If you need to consult a biology textbook, let alone a physics textbook, to know if love is real, then surely you have never been in love. Polemics is not argument, but I do not think there is any stronger counter to Wendt's premise. Wendt's quantum theory may be unfounded but, even we were at some level non-local quantum computers, physics would still provide us with a range of external pictures according to which we just are what we are (Nagel 1986, Sartre 1943). What we need in order to see ourselves not as objects is an internal picture. I do not believe that there is a rational foundation for morality, but I also do not believe that it needs one. Wendt's argument seems to say that “if physics tells us we are just automata then we have no reason to care about each other”, to which my response is that “if we can care about whether or not we are automata then we can care, and that is all the starting point we need”. Getting from being able to care, to being able to accept the carings of others is either what caring is for, or it's an anti-solipsistic leap in the dark. This might lead us to attempt a “rational” division of other intelligences into “us” and “not us”. The division between “non-automata” and “automata” might seem the least repugnant of such divisions, but, if it exists at all, it would be one of the most difficult to establish (unlike, say, the division between carbon-based and silicon-based intelligences). After we have decided who “we” are, we, no doubt with the help of our social scientists, are ready for the hard work towards mutual agreement about what constitutes a good society and how we can achieve it. Of course, in principle, goal-oriented automata could also do this sort of work. And then they could tell us that they were glad they had co-operated and, by doing so, had produced a harmonious, happy, caring society. I do not believe that we can do any better.


Al-Khalili, J. and McFadden, J. (2014) Life on the Edge: The Coming of Age of Quantum Biology (Bantam).

Busemeyer, J.R. and Bruza, P.D. (2012) Quantum Models of Cognition and Decision (Cambridge).

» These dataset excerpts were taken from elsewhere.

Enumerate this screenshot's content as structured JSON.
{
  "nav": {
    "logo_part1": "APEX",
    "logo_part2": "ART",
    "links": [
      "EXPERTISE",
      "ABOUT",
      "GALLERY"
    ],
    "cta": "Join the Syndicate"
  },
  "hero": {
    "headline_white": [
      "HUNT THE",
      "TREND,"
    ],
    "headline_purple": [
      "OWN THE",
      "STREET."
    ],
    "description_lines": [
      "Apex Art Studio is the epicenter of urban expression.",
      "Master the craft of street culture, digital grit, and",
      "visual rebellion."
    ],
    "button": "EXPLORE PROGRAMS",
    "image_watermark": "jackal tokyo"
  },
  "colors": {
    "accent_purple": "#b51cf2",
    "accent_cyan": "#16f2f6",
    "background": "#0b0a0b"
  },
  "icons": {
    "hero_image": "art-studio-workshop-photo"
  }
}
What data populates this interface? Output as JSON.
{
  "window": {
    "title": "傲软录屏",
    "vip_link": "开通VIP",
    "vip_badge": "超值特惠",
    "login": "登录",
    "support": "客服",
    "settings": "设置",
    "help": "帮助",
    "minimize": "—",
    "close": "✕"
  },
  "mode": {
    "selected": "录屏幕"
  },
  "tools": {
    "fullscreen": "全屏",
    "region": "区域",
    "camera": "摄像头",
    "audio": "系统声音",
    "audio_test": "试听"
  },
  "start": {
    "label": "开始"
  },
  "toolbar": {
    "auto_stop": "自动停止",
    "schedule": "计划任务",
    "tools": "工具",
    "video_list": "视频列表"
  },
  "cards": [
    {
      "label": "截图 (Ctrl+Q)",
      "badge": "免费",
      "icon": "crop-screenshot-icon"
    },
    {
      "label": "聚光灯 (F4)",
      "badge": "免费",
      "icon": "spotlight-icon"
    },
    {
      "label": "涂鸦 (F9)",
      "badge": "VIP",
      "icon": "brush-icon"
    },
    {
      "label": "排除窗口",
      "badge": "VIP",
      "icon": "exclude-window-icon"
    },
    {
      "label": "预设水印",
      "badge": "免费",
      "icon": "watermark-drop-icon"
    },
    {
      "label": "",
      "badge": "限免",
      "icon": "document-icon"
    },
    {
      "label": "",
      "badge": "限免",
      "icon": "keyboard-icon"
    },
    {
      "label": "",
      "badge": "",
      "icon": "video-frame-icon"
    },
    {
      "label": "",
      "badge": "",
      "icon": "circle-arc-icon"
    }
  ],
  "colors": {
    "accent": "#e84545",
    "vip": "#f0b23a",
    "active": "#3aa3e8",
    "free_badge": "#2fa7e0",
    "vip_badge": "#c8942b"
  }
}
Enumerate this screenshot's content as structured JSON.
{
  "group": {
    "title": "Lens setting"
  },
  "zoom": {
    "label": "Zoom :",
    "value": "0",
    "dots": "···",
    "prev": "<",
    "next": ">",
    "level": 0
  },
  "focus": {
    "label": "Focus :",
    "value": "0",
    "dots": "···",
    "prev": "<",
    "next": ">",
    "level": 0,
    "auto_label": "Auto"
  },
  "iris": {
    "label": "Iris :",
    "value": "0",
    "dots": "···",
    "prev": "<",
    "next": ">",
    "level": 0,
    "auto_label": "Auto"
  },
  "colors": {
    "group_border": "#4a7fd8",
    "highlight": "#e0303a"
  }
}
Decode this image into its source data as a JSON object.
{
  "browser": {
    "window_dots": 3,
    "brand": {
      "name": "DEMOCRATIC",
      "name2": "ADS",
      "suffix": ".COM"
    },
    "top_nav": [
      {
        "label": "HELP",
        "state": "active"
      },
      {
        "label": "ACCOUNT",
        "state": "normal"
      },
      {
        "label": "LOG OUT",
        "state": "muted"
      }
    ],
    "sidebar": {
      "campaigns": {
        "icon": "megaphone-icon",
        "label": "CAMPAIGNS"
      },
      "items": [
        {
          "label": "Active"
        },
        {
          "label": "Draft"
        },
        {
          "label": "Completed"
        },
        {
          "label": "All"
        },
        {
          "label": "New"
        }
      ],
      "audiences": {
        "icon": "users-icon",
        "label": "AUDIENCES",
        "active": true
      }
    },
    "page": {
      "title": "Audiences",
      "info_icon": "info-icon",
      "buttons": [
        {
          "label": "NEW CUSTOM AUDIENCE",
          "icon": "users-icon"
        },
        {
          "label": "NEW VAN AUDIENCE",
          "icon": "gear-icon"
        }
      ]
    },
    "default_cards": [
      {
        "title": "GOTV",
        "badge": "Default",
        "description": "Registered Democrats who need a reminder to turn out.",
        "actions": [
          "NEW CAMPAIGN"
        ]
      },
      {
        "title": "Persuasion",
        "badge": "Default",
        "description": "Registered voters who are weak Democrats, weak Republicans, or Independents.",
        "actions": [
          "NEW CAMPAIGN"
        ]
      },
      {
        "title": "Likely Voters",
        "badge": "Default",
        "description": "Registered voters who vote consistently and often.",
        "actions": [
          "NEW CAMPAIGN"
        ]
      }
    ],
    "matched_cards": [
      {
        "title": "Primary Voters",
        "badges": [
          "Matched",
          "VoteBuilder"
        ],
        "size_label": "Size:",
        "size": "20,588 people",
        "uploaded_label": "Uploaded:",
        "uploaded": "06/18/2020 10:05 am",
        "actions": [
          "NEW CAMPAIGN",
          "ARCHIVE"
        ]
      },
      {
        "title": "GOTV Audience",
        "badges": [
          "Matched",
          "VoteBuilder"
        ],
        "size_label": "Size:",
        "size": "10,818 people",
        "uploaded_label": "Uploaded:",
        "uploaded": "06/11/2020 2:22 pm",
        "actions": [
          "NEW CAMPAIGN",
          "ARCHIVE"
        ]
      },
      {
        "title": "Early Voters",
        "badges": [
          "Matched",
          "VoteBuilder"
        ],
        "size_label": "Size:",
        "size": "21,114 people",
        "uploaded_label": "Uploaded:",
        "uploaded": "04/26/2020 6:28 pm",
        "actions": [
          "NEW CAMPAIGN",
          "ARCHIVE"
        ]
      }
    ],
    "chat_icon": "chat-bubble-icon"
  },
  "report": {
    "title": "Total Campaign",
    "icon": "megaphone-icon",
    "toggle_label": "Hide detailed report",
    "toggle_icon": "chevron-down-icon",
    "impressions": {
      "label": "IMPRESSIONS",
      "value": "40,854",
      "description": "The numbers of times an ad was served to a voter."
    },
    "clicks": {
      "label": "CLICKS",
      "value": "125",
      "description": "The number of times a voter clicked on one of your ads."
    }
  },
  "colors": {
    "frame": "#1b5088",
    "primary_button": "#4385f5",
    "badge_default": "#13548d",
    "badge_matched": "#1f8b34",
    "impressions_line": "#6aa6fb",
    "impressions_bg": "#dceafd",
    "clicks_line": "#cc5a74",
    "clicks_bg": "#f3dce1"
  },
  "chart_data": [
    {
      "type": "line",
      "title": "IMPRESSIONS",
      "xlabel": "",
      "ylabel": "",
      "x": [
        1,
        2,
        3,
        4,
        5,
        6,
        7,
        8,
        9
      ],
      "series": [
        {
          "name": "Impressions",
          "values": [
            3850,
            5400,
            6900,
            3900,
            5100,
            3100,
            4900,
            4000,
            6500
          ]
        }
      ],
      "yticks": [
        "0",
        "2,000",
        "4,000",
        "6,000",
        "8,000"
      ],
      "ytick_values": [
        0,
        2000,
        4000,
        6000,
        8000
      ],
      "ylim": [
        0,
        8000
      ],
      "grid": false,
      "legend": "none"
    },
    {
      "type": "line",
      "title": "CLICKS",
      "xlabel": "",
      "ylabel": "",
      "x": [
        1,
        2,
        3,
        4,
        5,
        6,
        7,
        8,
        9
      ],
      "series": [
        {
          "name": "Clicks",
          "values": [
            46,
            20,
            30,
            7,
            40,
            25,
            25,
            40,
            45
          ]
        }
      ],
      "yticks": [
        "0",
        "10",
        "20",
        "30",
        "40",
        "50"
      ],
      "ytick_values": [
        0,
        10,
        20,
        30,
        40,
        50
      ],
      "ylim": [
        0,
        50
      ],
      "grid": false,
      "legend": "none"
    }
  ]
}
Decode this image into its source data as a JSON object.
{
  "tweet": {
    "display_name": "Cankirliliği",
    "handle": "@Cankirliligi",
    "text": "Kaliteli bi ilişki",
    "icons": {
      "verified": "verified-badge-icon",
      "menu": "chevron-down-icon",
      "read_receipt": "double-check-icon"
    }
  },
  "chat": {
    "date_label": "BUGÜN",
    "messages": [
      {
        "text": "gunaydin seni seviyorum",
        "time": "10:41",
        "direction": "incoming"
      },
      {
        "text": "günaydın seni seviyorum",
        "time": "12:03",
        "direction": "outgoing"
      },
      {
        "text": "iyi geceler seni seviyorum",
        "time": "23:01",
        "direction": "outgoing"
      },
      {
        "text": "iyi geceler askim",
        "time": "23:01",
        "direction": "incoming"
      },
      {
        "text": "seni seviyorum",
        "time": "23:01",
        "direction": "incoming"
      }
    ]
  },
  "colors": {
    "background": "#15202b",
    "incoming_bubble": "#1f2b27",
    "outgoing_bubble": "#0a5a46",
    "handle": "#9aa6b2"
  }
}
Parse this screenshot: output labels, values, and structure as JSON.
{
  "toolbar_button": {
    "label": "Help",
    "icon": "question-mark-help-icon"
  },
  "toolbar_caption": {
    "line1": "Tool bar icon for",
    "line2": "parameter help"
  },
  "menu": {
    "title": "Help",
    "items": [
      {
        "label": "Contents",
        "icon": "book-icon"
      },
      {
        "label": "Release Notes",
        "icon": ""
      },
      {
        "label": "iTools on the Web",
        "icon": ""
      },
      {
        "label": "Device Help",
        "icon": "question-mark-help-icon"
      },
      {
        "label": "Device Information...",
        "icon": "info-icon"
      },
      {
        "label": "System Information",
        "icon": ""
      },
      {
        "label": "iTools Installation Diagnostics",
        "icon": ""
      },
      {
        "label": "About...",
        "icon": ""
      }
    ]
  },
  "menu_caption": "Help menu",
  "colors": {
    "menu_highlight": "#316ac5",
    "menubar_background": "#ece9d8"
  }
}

Donald, M.J. (1990) “Quantum theory and the brain.” Proc. R. Soc. Lond. A 427, 43--93.

Donald, M.J. (2014) “From quantum theory to philosophical idealism.” An after-dinner talk I gave for a general audience, the transcipt of which is available here: http://people.bss.phy.cam.ac.uk/~mjd1014/postp.html

Gauger, E.M., Rieper, E., Morton, J.J.L, Benjamin, S.C., and Vedral, V. (2011) “Sustained quantum coherence and entanglement in the avian compass.” Physical Review Letters 106, 040503.

Huelga, S.F., and Plenio, M.B. (2013) “Vibrations, quanta, and biology” Contemporary Physics 54,181--207. arXiv:1307.3530

Nagel, T. (1986) The View from Nowhere (Oxford).

Popescu, S., Short, A.J., and Winter, A. (2006) “Entanglement and the foundations of statistical mechanics.” Nature Physics 2, 754--758. quant-ph/0511225

Ribrault, C., Sekimoto, K., and Triller, A. (2011) “From the stochasticity of molecular processes to the variability of synaptic transmission.” Nature Reviews Neuroscience 12, 375--387.

Sartre, J.-P. (1943) L'être et le néant, (Being and Nothingness) (Gallimard).

Seevinck, M.P. (2010) “Monogamy of correlations vs. monogamy of entanglement.” Quantum Information Processing 9, 273-294. arXiv:0908.1867

March 2016.

Published, Journal for the Theory of Social Behaviour 48, 157-161, (2018).